Please ensure Javascript is enabled for purposes of website accessibility

How Should You Handle a Partner’s Facebook Friend Request?

Boss-friends-social-media-med

Ding. It’s a friend request. You’re so popular. One problem. It’s from one of your engagement partners. Awkward.

Now you have a dilemma. Are you obligated to say yes? Or, maybe, you let it sit in the unanswered request pile for eternity and pretend you never saw it. Weigh the options careful and may the odds be ever in your favor.

Sparking this discussion is CEO David Kalt’s blog on Wall Street Journal this week that encouraged executives to get to know their staff by requesting their friendship — on Facebook. He said:

Nearly every Monday, we welcome several new hires. Their first day is relatively normal by “first day at a new job” standards. They participate in training sessions. They shake hands with lots of new people. They shadow the customer engagement team.

And then it gets weird: I friend them on Facebook.

David claims that Facebook connections help you understand and empathize with your people and, meanwhile, they offer a way for execs to humanize themselves to their subordinates. Theoretically, even though you control their lives, being Facebook friends could make someone less on edge when they interact with you.  
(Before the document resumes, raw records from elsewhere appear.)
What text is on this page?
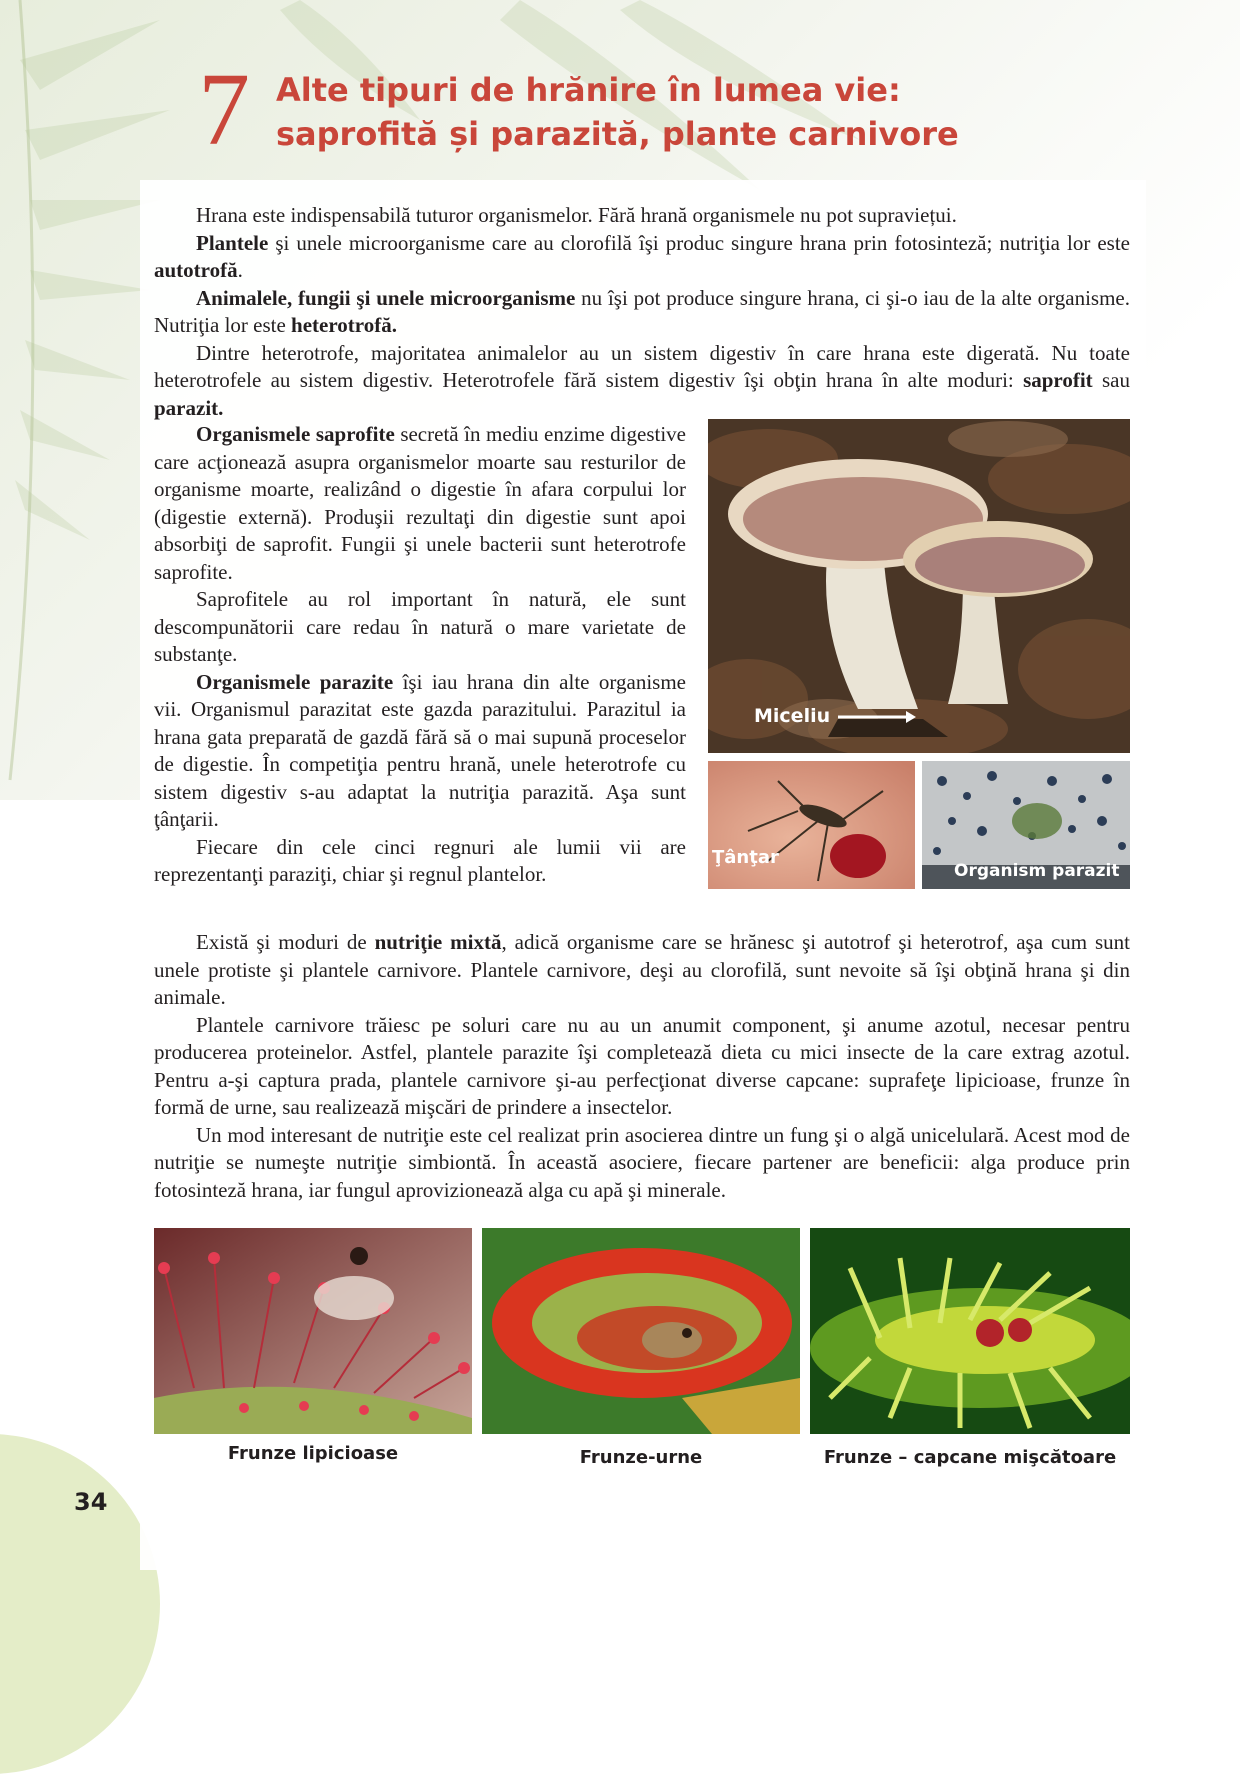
7 Alte tipuri de hrănire în lumea vie:
saprofită și parazită, plante carnivore

Hrana este indispensabilă tuturor organismelor. Fără hrană organismele nu pot supraviețui.

Plantele şi unele microorganisme care au clorofilă îşi produc singure hrana prin fotosinteză; nutriţia lor este autotrofă.

Animalele, fungii şi unele microorganisme nu îşi pot produce singure hrana, ci şi-o iau de la alte organisme. Nutriţia lor este heterotrofă.

Dintre heterotrofe, majoritatea animalelor au un sistem digestiv în care hrana este digerată. Nu toate heterotrofele au sistem digestiv. Heterotrofele fără sistem digestiv îşi obţin hrana în alte moduri: saprofit sau parazit.

Organismele saprofite secretă în mediu enzime digestive care acţionează asupra organismelor moarte sau resturilor de organisme moarte, realizând o digestie în afara corpului lor (digestie externă). Produşii rezultaţi din digestie sunt apoi absorbiţi de saprofit. Fungii şi unele bacterii sunt heterotrofe saprofite.

Saprofitele au rol important în natură, ele sunt descompunătorii care redau în natură o mare varietate de substanţe.

Organismele parazite îşi iau hrana din alte organisme vii. Organismul parazitat este gazda parazitului. Parazitul ia hrana gata preparată de gazdă fără să o mai supună proceselor de digestie. În competiţia pentru hrană, unele heterotrofe cu sistem digestiv s-au adaptat la nutriţia parazită. Aşa sunt ţânţarii.

Fiecare din cele cinci regnuri ale lumii vii are reprezentanţi paraziţi, chiar şi regnul plantelor.

Miceliu
Ţânţar
Organism parazit

Există şi moduri de nutriţie mixtă, adică organisme care se hrănesc şi autotrof şi heterotrof, aşa cum sunt unele protiste şi plantele carnivore. Plantele carnivore, deşi au clorofilă, sunt nevoite să îşi obţină hrana şi din animale.

Plantele carnivore trăiesc pe soluri care nu au un anumit component, şi anume azotul, necesar pentru producerea proteinelor. Astfel, plantele parazite îşi completează dieta cu mici insecte de la care extrag azotul. Pentru a-şi captura prada, plantele carnivore şi-au perfecţionat diverse capcane: suprafeţe lipicioase, frunze în formă de urne, sau realizează mişcări de prindere a insectelor.

Un mod interesant de nutriţie este cel realizat prin asocierea dintre un fung şi o algă unicelulară. Acest mod de nutriţie se numeşte nutriţie simbiontă. În această asociere, fiecare partener are beneficii: alga produce prin fotosinteză hrana, iar fungul aprovizionează alga cu apă şi minerale.

Frunze lipicioase	Frunze-urne	Frunze – capcane mişcătoare
34
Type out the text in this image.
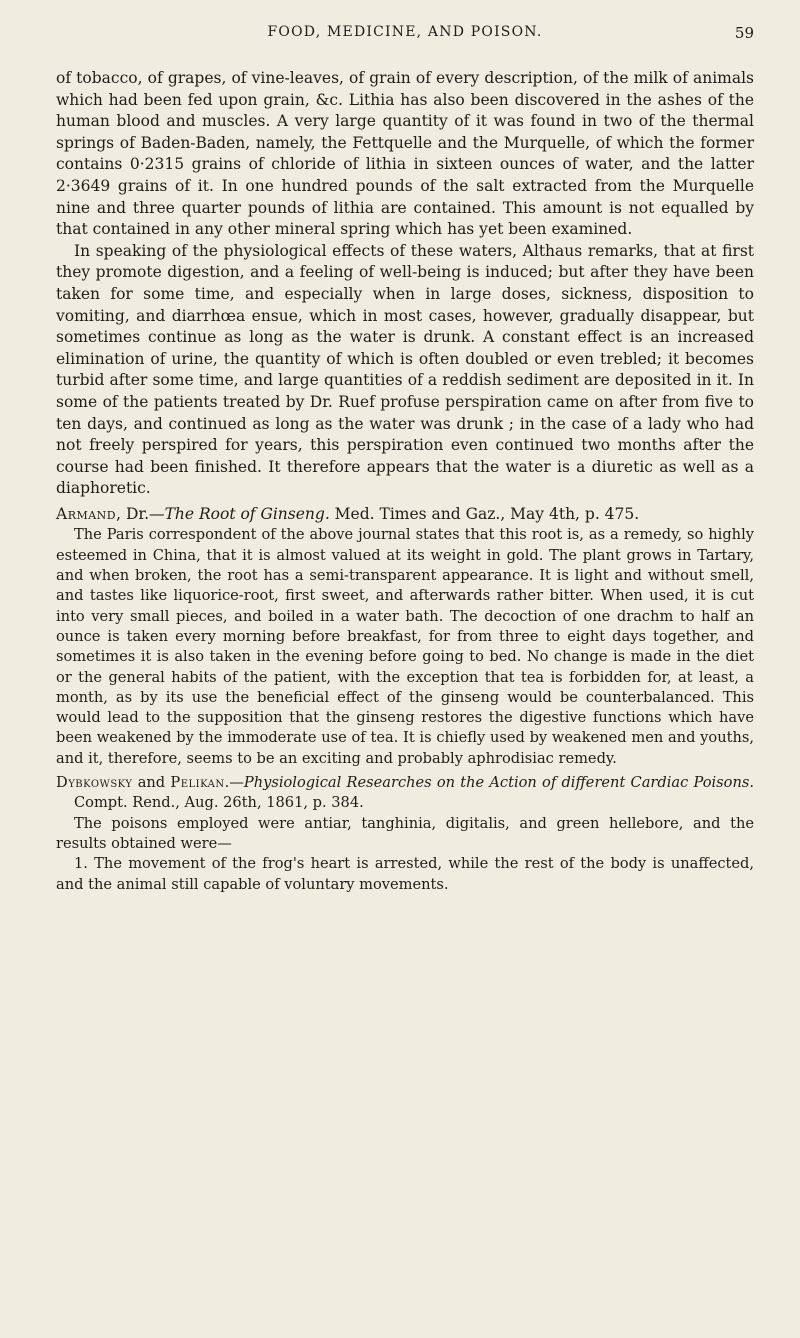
FOOD, MEDICINE, AND POISON.	59

of tobacco, of grapes, of vine-leaves, of grain of every description, of the milk of animals which had been fed upon grain, &c. Lithia has also been discovered in the ashes of the human blood and muscles. A very large quantity of it was found in two of the thermal springs of Baden-Baden, namely, the Fettquelle and the Murquelle, of which the former contains 0·2315 grains of chloride of lithia in sixteen ounces of water, and the latter 2·3649 grains of it. In one hundred pounds of the salt extracted from the Murquelle nine and three quarter pounds of lithia are contained. This amount is not equalled by that contained in any other mineral spring which has yet been examined.

In speaking of the physiological effects of these waters, Althaus remarks, that at first they promote digestion, and a feeling of well-being is induced; but after they have been taken for some time, and especially when in large doses, sickness, disposition to vomiting, and diarrhœa ensue, which in most cases, however, gradually disappear, but sometimes continue as long as the water is drunk. A constant effect is an increased elimination of urine, the quantity of which is often doubled or even trebled; it becomes turbid after some time, and large quantities of a reddish sediment are deposited in it. In some of the patients treated by Dr. Ruef profuse perspiration came on after from five to ten days, and continued as long as the water was drunk ; in the case of a lady who had not freely perspired for years, this perspiration even continued two months after the course had been finished. It therefore appears that the water is a diuretic as well as a diaphoretic.

Armand, Dr.—The Root of Ginseng. Med. Times and Gaz., May 4th, p. 475.

The Paris correspondent of the above journal states that this root is, as a remedy, so highly esteemed in China, that it is almost valued at its weight in gold. The plant grows in Tartary, and when broken, the root has a semi-transparent appearance. It is light and without smell, and tastes like liquorice-root, first sweet, and afterwards rather bitter. When used, it is cut into very small pieces, and boiled in a water bath. The decoction of one drachm to half an ounce is taken every morning before breakfast, for from three to eight days together, and sometimes it is also taken in the evening before going to bed. No change is made in the diet or the general habits of the patient, with the exception that tea is forbidden for, at least, a month, as by its use the beneficial effect of the ginseng would be counterbalanced. This would lead to the supposition that the ginseng restores the digestive functions which have been weakened by the immoderate use of tea. It is chiefly used by weakened men and youths, and it, therefore, seems to be an exciting and probably aphrodisiac remedy.

Dybkowsky and Pelikan.—Physiological Researches on the Action of different Cardiac Poisons. Compt. Rend., Aug. 26th, 1861, p. 384.

The poisons employed were antiar, tanghinia, digitalis, and green hellebore, and the results obtained were—

1. The movement of the frog's heart is arrested, while the rest of the body is unaffected, and the animal still capable of voluntary movements.
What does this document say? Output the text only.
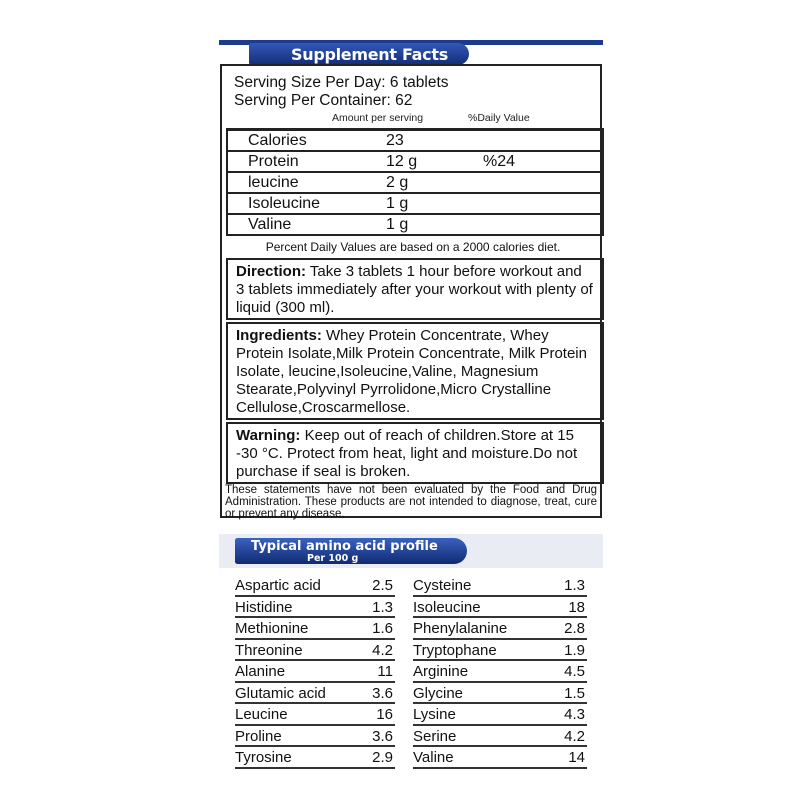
Supplement Facts
Serving Size Per Day: 6 tablets
Serving Per Container: 62
Amount per serving	%Daily Value
Calories	23
Protein	12 g	%24
leucine	2 g
Isoleucine	1 g
Valine	1 g
Percent Daily Values are based on a 2000 calories diet.
Direction: Take 3 tablets 1 hour before workout and 3 tablets immediately after your workout with plenty of liquid (300 ml).
Ingredients: Whey Protein Concentrate, Whey Protein Isolate,Milk Protein Concentrate, Milk Protein Isolate, leucine,Isoleucine,Valine, Magnesium Stearate,Polyvinyl Pyrrolidone,Micro Crystalline Cellulose,Croscarmellose.
Warning: Keep out of reach of children.Store at 15 -30 °C. Protect from heat, light and moisture.Do not purchase if seal is broken.
These statements have not been evaluated by the Food and Drug Administration. These products are not intended to diagnose, treat, cure or prevent any disease.
Typical amino acid profile
Per 100 g
Aspartic acid	2.5
Histidine	1.3
Methionine	1.6
Threonine	4.2
Alanine	11
Glutamic acid	3.6
Leucine	16
Proline	3.6
Tyrosine	2.9
Cysteine	1.3
Isoleucine	18
Phenylalanine	2.8
Tryptophane	1.9
Arginine	4.5
Glycine	1.5
Lysine	4.3
Serine	4.2
Valine	14
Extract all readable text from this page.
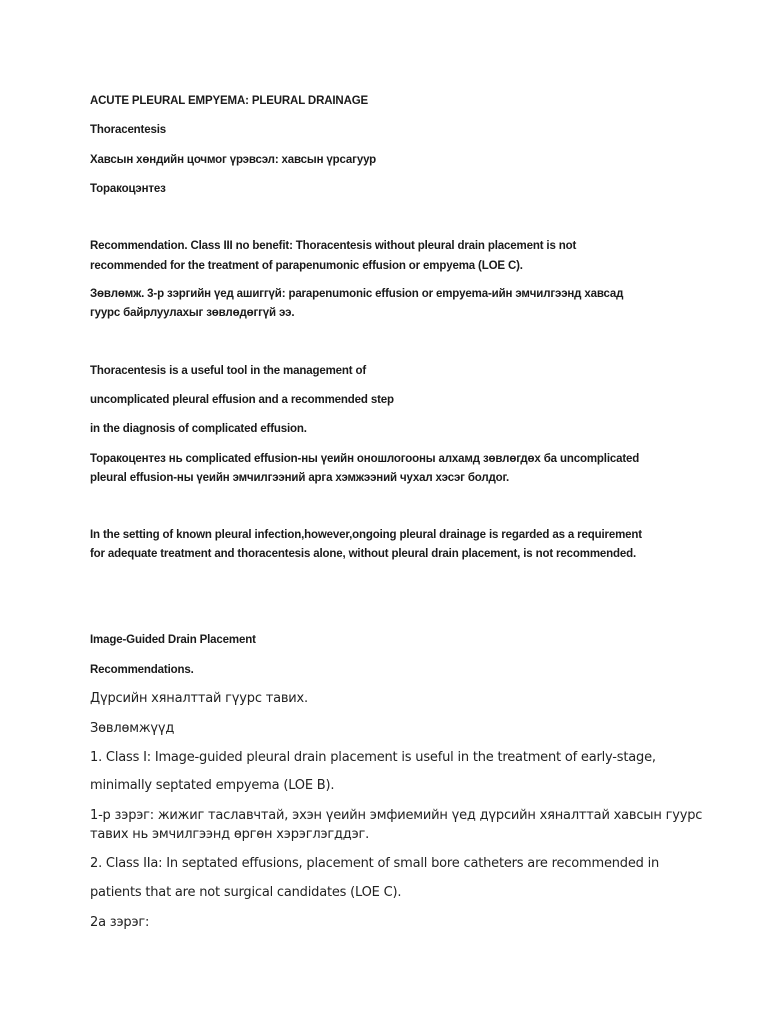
ACUTE PLEURAL EMPYEMA: PLEURAL DRAINAGE

Thoracentesis

Хавсын хөндийн цочмог үрэвсэл: хавсын үрсагуур

Торакоцэнтез

Recommendation. Class III no benefit: Thoracentesis without pleural drain placement is not

recommended for the treatment of parapenumonic effusion or empyema (LOE C).

Зөвлөмж. 3-р зэргийн үед ашиггүй: parapenumonic effusion or empyema-ийн эмчилгээнд хавсад

гуурс байрлуулахыг зөвлөдөггүй ээ.

Thoracentesis is a useful tool in the management of

uncomplicated pleural effusion and a recommended step

in the diagnosis of complicated effusion.

Торакоцентез нь complicated effusion-ны үеийн оношлогооны алхамд зөвлөгдөх ба uncomplicated

pleural effusion-ны үеийн эмчилгээний арга хэмжээний чухал хэсэг болдог.

In the setting of known pleural infection,however,ongoing pleural drainage is regarded as a requirement

for adequate treatment and thoracentesis alone, without pleural drain placement, is not recommended.

Image-Guided Drain Placement

Recommendations.

Дүрсийн хяналттай гүурс тавих.

Зөвлөмжүүд

1. Class I: Image-guided pleural drain placement is useful in the treatment of early-stage,

minimally septated empyema (LOE B).

1-р зэрэг: жижиг таславчтай, эхэн үеийн эмфиемийн үед дүрсийн хяналттай хавсын гуурс

тавих нь эмчилгээнд өргөн хэрэглэгддэг.

2. Class IIa: In septated effusions, placement of small bore catheters are recommended in

patients that are not surgical candidates (LOE C).

2а зэрэг:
Still, the handful of positives does not outweigh the potential of invading too far into someone’s personal life. Does a partner:

  • Really want to hear staff complain about work on Facebook?
  • Need to see what questionable activities staff participate in after hours?
  • Want to comment on your political rant?

I think not.

David is the first to admit it could be disastrous:

Of course, this tactic – like most – has the potential to backfire. You might end up with information you wish you didn’t know. Your attempt to relate to younger employees by, for example, using a Bitmoji, could be misconstrued. But at the very least, you’ll open the door for more meaningful conversations and stronger relationships.

While meaningful relationships and building a great rapport with everyone you work with is great, maybe this isn’t the right avenue. What about going out to lunch instead? I have a feeling that in this instance it’s unfortunate that the generational technology gap is shrinking. A decade ago wondering if it was a good idea to friend your boss wasn’t even an issue since it didn’t happen in the first place.

Before you click accept, don’t forget to think long term. Everyone has those friends that you can’t unfriend but probably should. And, what do you do when you jump ship and get out of public?

Or, on the flip side, what should a partner or manager do when their first and second-year staff stay their obligatory year or two in public accounting and quit, is it an automatic defriend? Should this be part of the termination protocol? Sure, why not! Oh, and they should wipe their phone while you’re at it too.

It’s a slippery slope, my friends. So, where do you draw the line?